Published:Thursday | August 10, 2017 | 12:00 AMCurtis Campbell
Damion Crawford
Drummers provide music for dancers at the Jamaica Africa Dance Arts and Culture Festival at JAMVIlla in Mammee Bay, St Ann.

Kingston is largely seen as the Mecca for Jamaican music, however, in recent times, the parish labelled the creative city by cultural critics, has been losing out where traditional forms of culture is concerned.

Kingston is now said to be focused on the hype, and as such, rural parishes have been carrying the mantle where traditional artforms are concerned.

According to artiste manager--producer Lando Genius: "Kingston is a place where everything you do takes money because the parish is small and over populated. People are competing for resources and even places to live, so a man rather make a quick money than to spend time building and carrying on tradition. That is why you notice even some reggae artistes who are caught up in the fast life are trying to switch from reggae to dancehall because they want the hype and quick cash.
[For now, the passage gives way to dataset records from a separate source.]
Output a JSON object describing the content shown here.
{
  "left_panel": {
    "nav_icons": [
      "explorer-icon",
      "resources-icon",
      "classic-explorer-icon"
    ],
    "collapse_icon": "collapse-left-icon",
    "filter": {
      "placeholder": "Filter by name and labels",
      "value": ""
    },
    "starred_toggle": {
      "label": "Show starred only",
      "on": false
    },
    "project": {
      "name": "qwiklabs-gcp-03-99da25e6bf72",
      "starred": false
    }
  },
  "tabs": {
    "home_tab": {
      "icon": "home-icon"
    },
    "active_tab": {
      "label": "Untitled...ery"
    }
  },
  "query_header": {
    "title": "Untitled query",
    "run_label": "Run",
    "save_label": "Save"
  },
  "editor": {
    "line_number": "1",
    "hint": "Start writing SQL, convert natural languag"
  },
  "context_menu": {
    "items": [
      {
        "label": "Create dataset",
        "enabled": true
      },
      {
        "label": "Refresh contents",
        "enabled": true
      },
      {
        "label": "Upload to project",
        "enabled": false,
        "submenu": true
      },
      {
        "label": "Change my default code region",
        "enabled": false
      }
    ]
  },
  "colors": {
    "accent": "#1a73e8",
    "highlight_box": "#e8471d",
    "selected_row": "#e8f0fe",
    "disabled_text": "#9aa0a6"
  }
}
When you see Ishawna sey the national fabric is tablecloth, it is no joking matter. that comment echoes the mindset of some youngsters in Kingston," he said.

Even the sound-system culture has been affected by the economic climate in the city, claimed the manager, who said that the most rounded sound systems are based in rural areas.

"If you look at sound clashes, it is sound systems like Red Heat from St Elizabeth, Bredda Hype (also from St Elizabeth), and Bass Odyessy from St Ann that lead the pack because they have a greater appreciation for music. So while the Kingston-based selectors are not building sound systems and are more focused on carrying pouches to events to cut cost and make more money, the youth dem a country a build dem sound system the real authentic way, and they are studying the music. Honestly, if it wasn't for Stone Love, Kingston really couldn't have any bragging rights in the sound-system thing," he said.

Cultural practices like Kumina and bruckings are also scarcely found in Kingston, while rural parishes have made commendable efforts to keep such practices alive, even formally in schools.

Former State Minister for tourism and entertainment Damian Crawford, blames globalisation and urbanisation for Kingston's less-than-impressive cultural retention. He also believes that as rural areas become more developed, they, too, will let go of vintage customs and traditions.

"Country soon ketch up, but that is the nature of globalisation. The most dominant culture will replace the less popular. Kingston has been affected by EDM, soca, hip hop, and a lot of foreign cultures due to cable TV. However, it may have a negative impact because when one tries to have a hand in everything, you will become a Jack of all trades and master of none," he warned.

The former minister also shared that the competitive and booming entertainment industry in Kingston makes it difficult for citizens to focus on keeping traditions alive.

"A man in Kingston has 100 different things to do, while a man in a rural area might have one event per week and has time to practise and appreciate the traditional culture better," he said.